It’s helpful to provide the poison control specialist or medical professional with the type and quantity of soap that caused the poisoning. Bring the container of soap with you to the emergency room if you can.
Treatment for soap poisoning will vary depending on how you’ve been exposed to the chemical products. In most cases, a doctor will begin by checking your vital signs, including your:
- blood pressure
You should tell the medical team right away if you know how much or what kind of exposure you’ve had to soap products.
The treatment for soap poisoning may include:
- pain medication
- a breathing tube
- intravenous fluids
- removal of any burned skin
- skin irrigation, or washing the skin repeatedly
- a bronchoscopy, which involves putting a camera down your throat to check for burns in the lungs and airways
- an endoscopy, which involves putting a a camera put down your throat to check for burns in the esophagus and stomach
Poisoning can be life-threatening. You must get treatment immediately to help prevent severe complications, including brain damage and tissue death.
The outlook depends on how much of the chemical you were exposed to and how quickly you’re able to get treatment. The sooner you can get help, the greater your chances of recovery.
If chemicals have come in contact with your skin, it may be easier to recover because the damage is mostly superficial. However, if you swallowed soap, recovery will depend on the amount of internal damage the chemical caused. Damage to your stomach and esophagus may continue for weeks after you ingested the chemicals.
Be mindful of the chemicals you’re using to clean your home. Make sure you aren’t accidentally ingesting or inhaling them. Open the windows when you’re cleaning, and make sure to take breaks to avoid being in contact with the soap product for too long.

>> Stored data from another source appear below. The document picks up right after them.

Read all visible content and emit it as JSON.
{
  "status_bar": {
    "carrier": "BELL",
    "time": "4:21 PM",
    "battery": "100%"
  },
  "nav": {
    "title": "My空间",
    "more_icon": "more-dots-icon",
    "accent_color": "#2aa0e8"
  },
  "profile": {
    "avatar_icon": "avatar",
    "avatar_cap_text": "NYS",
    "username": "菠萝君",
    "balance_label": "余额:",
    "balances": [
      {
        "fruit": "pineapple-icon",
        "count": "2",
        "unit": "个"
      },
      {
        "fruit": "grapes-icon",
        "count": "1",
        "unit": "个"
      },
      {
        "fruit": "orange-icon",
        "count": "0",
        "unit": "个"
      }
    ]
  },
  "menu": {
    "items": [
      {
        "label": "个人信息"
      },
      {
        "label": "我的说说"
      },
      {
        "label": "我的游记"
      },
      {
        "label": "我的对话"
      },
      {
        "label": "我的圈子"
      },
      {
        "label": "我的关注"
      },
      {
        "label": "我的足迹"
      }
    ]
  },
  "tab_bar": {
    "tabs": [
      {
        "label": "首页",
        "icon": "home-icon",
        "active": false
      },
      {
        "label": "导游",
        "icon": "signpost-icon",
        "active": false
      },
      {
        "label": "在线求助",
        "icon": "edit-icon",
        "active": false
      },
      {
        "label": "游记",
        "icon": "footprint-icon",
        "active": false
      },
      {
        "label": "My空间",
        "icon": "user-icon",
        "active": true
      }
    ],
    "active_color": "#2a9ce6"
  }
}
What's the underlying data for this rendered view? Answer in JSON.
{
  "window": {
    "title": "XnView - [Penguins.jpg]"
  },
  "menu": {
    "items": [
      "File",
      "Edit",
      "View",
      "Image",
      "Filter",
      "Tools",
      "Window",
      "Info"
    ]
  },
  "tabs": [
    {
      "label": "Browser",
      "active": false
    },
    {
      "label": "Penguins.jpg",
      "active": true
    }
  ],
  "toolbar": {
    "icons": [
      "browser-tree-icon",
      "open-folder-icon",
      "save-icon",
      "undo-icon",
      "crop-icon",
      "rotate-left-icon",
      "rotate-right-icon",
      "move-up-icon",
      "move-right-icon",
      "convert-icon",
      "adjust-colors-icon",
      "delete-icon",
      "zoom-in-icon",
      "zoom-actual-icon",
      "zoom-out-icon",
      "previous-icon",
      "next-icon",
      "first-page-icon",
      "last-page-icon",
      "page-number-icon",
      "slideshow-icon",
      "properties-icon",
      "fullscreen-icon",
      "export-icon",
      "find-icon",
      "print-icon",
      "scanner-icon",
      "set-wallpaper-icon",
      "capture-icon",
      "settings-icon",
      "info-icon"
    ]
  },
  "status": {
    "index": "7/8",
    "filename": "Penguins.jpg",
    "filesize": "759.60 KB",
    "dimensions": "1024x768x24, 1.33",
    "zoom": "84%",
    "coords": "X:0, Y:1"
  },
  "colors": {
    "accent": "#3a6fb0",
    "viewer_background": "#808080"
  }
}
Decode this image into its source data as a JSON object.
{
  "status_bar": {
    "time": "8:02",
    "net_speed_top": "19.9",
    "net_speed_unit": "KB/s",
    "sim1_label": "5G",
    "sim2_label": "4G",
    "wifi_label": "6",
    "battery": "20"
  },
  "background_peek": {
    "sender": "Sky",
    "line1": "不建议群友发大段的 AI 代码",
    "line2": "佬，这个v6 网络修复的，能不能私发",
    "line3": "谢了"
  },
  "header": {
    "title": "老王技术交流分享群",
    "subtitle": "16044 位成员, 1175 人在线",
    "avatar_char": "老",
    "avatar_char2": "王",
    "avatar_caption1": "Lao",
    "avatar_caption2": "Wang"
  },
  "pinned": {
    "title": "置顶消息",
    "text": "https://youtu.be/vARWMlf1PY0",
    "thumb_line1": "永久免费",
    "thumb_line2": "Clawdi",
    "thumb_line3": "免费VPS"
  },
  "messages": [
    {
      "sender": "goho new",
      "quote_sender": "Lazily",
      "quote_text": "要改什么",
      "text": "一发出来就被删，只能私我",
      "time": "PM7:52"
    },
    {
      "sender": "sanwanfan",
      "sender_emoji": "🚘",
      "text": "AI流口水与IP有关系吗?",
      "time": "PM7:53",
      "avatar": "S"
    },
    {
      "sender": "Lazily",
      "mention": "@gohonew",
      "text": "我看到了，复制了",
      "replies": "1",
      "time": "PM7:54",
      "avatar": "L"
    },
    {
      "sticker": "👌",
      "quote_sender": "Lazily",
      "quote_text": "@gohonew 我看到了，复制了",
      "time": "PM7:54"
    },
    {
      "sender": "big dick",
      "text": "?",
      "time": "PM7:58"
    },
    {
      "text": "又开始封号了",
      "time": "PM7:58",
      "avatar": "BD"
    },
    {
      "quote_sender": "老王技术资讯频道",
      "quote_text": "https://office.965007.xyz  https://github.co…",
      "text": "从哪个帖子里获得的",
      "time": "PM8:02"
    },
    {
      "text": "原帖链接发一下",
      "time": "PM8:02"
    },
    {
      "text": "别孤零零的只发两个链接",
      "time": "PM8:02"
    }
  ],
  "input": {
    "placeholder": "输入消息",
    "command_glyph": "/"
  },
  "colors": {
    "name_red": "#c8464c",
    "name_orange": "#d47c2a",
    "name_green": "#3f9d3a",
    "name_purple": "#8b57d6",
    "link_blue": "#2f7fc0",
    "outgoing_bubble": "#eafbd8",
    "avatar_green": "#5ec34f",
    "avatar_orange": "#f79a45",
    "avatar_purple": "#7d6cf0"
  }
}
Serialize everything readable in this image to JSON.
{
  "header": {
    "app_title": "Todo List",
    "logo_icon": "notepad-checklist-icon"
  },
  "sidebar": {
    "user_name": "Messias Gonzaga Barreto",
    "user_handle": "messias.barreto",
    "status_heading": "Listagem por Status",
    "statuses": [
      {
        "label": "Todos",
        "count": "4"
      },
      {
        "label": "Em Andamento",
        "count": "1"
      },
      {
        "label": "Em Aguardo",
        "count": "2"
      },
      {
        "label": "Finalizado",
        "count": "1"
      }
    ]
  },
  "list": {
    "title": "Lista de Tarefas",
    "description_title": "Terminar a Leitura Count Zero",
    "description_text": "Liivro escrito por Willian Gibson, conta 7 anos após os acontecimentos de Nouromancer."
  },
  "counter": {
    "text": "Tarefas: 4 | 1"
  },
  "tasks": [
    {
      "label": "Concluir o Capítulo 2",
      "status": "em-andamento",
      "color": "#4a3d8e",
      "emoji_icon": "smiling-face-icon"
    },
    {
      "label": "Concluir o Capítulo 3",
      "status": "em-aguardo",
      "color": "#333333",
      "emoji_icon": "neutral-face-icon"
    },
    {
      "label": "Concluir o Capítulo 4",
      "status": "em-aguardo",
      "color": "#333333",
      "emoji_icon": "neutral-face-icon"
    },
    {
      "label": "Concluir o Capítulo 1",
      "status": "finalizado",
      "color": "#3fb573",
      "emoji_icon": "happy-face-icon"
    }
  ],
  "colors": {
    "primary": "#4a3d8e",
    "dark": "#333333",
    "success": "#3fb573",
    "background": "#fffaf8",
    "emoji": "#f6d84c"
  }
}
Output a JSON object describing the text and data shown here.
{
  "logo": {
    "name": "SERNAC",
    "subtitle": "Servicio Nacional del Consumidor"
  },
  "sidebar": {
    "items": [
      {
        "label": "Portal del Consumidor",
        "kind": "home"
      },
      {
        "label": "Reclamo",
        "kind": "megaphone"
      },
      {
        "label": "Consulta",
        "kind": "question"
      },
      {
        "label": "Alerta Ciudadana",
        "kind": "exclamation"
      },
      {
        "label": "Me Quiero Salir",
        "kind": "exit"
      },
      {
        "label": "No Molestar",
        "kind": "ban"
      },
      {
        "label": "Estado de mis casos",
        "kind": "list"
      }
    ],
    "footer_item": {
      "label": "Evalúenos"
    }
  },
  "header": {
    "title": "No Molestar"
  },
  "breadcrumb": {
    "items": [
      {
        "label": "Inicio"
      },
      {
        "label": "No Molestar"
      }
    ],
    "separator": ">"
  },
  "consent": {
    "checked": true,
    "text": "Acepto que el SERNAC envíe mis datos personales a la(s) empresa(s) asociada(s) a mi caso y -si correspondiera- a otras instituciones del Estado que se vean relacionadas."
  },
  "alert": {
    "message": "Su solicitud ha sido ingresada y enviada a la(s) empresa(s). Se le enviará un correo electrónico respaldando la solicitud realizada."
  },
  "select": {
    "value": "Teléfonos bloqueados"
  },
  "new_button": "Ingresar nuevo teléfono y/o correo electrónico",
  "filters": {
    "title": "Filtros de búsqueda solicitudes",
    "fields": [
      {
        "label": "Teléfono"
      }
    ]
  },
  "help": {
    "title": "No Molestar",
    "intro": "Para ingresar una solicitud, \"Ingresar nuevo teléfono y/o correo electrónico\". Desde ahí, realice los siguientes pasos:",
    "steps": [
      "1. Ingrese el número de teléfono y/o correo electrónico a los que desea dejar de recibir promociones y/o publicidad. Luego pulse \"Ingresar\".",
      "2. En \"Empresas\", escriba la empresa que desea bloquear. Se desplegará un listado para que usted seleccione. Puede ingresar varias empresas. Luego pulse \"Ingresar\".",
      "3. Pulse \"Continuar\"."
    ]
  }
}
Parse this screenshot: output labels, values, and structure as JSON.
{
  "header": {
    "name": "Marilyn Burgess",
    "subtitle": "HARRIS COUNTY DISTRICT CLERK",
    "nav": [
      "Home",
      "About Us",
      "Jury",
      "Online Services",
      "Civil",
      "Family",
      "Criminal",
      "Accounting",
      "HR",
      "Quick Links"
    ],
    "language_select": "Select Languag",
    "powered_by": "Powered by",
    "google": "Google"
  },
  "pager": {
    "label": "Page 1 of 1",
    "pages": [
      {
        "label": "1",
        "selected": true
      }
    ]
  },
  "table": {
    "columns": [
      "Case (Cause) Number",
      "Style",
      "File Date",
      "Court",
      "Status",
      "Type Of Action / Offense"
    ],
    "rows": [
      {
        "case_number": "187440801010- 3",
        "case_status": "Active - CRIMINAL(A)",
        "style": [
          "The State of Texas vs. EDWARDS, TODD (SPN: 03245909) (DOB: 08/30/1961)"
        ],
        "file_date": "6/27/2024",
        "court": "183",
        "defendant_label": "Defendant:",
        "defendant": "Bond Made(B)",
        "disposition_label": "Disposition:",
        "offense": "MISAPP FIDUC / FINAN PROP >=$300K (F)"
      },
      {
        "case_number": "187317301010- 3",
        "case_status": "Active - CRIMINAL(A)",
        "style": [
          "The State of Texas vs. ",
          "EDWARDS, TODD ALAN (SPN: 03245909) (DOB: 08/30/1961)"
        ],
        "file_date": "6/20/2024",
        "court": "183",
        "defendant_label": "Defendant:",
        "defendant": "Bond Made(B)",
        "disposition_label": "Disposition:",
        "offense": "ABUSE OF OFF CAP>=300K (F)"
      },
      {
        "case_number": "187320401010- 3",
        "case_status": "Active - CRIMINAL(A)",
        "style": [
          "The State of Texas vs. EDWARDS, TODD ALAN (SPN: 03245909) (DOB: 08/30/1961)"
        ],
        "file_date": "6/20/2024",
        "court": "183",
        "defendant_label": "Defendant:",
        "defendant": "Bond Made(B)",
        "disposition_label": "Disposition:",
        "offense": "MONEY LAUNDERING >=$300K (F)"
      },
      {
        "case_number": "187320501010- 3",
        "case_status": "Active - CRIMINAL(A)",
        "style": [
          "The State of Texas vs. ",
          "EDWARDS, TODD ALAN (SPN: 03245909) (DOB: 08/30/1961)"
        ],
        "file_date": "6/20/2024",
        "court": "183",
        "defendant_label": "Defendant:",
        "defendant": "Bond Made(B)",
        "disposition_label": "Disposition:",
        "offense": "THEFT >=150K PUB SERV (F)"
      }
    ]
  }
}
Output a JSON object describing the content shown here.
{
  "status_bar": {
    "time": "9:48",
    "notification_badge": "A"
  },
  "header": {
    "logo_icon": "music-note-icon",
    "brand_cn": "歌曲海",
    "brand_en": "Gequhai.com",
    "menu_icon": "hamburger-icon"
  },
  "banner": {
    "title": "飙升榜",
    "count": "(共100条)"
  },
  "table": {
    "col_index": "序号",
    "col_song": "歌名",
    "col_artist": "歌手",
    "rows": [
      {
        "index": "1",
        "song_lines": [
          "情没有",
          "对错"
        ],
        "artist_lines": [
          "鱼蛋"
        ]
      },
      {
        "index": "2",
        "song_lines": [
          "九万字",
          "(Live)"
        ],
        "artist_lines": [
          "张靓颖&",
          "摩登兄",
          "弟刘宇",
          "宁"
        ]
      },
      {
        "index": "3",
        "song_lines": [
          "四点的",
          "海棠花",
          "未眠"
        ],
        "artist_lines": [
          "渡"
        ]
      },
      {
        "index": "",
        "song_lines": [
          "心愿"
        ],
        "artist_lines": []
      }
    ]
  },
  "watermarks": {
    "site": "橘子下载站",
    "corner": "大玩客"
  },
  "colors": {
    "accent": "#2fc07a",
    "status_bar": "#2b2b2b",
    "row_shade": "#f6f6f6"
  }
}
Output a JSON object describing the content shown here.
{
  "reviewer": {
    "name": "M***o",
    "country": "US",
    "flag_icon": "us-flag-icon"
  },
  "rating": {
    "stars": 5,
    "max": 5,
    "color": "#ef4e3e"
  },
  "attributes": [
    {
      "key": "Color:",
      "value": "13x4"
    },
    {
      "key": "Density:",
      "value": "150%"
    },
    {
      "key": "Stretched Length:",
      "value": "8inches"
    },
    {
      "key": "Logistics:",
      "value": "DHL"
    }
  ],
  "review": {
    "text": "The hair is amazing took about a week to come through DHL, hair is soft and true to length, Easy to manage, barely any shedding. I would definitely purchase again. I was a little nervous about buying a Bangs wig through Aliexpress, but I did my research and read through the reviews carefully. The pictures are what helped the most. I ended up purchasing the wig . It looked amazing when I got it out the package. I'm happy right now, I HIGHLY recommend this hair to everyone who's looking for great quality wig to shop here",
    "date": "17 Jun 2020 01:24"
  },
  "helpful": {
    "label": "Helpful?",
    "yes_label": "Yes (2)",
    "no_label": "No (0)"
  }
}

You should also keep soap, detergents, and other household cleaners safely locked away and out of children’s reach. Parents of young children should be especially aware of single-load liquid detergent pods for your dishwasher or laundry. These can be tempting for toddlers, and they’re also particularly dangerous. In the first two months of 2016 alone, there were 1,903 cases of exposure to these extra-concentrated packets of laundry detergent by children age 5 and younger, according to the American Association of Poison Control Centers. Consumer Reports recommends that families with young children avoid using liquid detergent pods altogether.
You can also try using baby locks on your cabinets and drawers. There are several options available that work depending on the type of cabinet you want to secure. Magnetic locks can be mounted inside your cabinets and drawers. Adhesive latches are a cheap and less permanent way to secure cupboards, appliances, and even the toilet.
Make sure you put any soap and household cleaners away again after using them. Don’t leave them out on a counter where they’re within your child’s reach. When the bottle or package is empty and you’re ready to discard it, be sure to rinse it thoroughly and throw it away safely.
The NPCC can provide more information about soap poisoning. You can call them from anywhere in the United States at 800-222-1222. This service is free, confidential, and available 24 hours a day, seven days a week. Soaps can be highly toxic. Call the NPCC or 911 right away for medical treatment if you believe that you or someone you know has soap poisoning.
You asked, we answered
- What should I do if I think my child has been poisoned, but I’m not sure what caused it?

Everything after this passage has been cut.